One of the most musically intriguing pieces the CD is Calabash and Catamaran. The electric art rock side comes out with a vengeance in a way that might make Gentle Giant fans smile. <<>>

The CD ends with Great Lakes a kind of ruminating song of relationships whose musical setting can match the mood of the words. <<>>

Gabriel Kahane's new CD Where Are the Arms is not exactly party music. It is a creative blend of sophisticated compositions by someone who creates orchestral music for a living, with a good singer-songwriter's knack for literate, often-intriguing lyrics, sung in a pleasing tenor voice that can hint at Jeff Buckley or even Nick Drake. It's an album that has a lot to it, in musical layers that seem to reveal something new each time you listen.
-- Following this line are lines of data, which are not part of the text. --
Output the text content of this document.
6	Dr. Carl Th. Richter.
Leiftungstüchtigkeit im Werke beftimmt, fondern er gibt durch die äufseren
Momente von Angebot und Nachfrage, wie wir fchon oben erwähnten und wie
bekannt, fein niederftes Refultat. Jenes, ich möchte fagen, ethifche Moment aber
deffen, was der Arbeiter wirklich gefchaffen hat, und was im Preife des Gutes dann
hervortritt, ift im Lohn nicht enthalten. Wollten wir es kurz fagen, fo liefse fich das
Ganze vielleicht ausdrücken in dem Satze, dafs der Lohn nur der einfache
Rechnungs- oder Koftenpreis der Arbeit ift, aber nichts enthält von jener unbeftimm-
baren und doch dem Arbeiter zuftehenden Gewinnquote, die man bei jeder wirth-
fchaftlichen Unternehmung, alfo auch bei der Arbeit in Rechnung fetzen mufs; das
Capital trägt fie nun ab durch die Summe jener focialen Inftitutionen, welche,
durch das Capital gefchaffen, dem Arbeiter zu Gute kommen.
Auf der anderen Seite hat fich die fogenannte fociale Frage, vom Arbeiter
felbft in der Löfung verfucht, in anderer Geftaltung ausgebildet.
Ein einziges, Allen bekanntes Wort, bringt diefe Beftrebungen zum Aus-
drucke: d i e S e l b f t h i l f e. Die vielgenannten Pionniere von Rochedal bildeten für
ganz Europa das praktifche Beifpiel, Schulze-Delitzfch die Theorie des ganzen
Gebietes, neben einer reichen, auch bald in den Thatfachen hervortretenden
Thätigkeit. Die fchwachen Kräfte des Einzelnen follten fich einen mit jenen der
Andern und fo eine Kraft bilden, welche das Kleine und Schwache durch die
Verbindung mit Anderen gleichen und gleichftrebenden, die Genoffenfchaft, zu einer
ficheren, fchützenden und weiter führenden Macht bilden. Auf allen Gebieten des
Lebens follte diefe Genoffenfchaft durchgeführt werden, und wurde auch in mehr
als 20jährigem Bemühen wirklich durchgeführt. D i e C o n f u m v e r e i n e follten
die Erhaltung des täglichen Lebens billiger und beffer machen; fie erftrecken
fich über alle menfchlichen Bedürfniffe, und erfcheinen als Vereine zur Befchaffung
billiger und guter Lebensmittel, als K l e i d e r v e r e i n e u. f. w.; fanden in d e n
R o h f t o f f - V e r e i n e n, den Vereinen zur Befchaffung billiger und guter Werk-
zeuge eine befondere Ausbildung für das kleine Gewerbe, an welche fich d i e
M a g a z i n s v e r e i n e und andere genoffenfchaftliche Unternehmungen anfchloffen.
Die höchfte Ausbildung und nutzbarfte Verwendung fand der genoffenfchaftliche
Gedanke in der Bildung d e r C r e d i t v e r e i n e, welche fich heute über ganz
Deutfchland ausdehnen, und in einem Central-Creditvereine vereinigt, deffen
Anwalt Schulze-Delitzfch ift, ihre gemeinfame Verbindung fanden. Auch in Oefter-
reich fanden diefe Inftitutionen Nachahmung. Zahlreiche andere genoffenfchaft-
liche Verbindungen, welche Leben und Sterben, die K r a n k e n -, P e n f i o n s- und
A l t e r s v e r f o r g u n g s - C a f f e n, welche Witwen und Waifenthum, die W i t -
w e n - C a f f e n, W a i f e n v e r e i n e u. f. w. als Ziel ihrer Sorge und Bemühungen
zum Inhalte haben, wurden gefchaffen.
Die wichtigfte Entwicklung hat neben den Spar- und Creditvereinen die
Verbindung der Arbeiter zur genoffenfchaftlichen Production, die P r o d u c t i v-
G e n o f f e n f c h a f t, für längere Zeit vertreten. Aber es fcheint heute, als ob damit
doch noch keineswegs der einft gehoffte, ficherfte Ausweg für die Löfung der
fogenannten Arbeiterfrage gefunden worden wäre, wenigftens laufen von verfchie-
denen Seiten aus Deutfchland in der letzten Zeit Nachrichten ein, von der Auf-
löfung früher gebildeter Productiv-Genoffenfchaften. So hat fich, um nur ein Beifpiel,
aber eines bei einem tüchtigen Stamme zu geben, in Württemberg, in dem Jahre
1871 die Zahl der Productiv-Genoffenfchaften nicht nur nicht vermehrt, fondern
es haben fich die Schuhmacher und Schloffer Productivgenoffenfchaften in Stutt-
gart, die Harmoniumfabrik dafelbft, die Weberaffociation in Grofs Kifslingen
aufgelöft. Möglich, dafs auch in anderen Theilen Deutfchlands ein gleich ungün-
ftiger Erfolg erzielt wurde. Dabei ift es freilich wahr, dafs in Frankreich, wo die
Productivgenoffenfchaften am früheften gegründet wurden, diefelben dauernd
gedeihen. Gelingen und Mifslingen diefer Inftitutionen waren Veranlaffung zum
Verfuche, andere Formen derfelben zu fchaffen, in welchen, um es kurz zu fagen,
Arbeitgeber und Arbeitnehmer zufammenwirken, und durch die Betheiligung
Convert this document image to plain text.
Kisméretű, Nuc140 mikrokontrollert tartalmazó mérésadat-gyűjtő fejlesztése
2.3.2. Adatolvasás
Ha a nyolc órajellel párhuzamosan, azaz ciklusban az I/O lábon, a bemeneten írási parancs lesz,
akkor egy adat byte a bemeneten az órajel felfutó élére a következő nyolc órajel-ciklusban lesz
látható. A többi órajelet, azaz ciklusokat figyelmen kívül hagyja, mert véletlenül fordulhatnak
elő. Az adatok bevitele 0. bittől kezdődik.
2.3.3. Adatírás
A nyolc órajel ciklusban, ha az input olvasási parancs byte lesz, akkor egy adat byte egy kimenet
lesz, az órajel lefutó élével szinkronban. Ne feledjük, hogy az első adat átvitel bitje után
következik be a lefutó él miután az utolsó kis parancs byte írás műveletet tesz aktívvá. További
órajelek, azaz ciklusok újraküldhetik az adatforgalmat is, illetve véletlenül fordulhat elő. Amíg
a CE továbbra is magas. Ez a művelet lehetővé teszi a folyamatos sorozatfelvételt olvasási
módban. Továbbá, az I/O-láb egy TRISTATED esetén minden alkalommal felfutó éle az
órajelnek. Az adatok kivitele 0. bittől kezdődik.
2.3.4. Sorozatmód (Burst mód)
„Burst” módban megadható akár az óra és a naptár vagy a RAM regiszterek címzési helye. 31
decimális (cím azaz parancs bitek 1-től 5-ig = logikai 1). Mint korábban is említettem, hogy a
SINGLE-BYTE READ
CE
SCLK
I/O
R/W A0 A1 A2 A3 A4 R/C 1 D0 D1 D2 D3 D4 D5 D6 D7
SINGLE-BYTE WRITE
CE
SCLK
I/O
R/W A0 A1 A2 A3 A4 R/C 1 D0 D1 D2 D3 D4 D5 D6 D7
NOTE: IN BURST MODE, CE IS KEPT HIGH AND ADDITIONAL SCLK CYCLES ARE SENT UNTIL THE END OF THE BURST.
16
Our grade for sound quality is about an A-Minus. There's good clarity and the studio effects are used well. Dynamic range, though, is mediocre at best, due to the usual volume compression that kills the ebb and flow of the music foolishly in order to compete in some kind of CD loudness war.

Singer-songwriter/orchestral art-rock: it seems like an oxymoron the way we categorize music. But I think that might be a good way to describe Gabriel Kahane's intriguing new recording, if you want a thumbnail sketch. But there's more to it than that. As an artist, Kahane is very much multifaceted, and so is his music.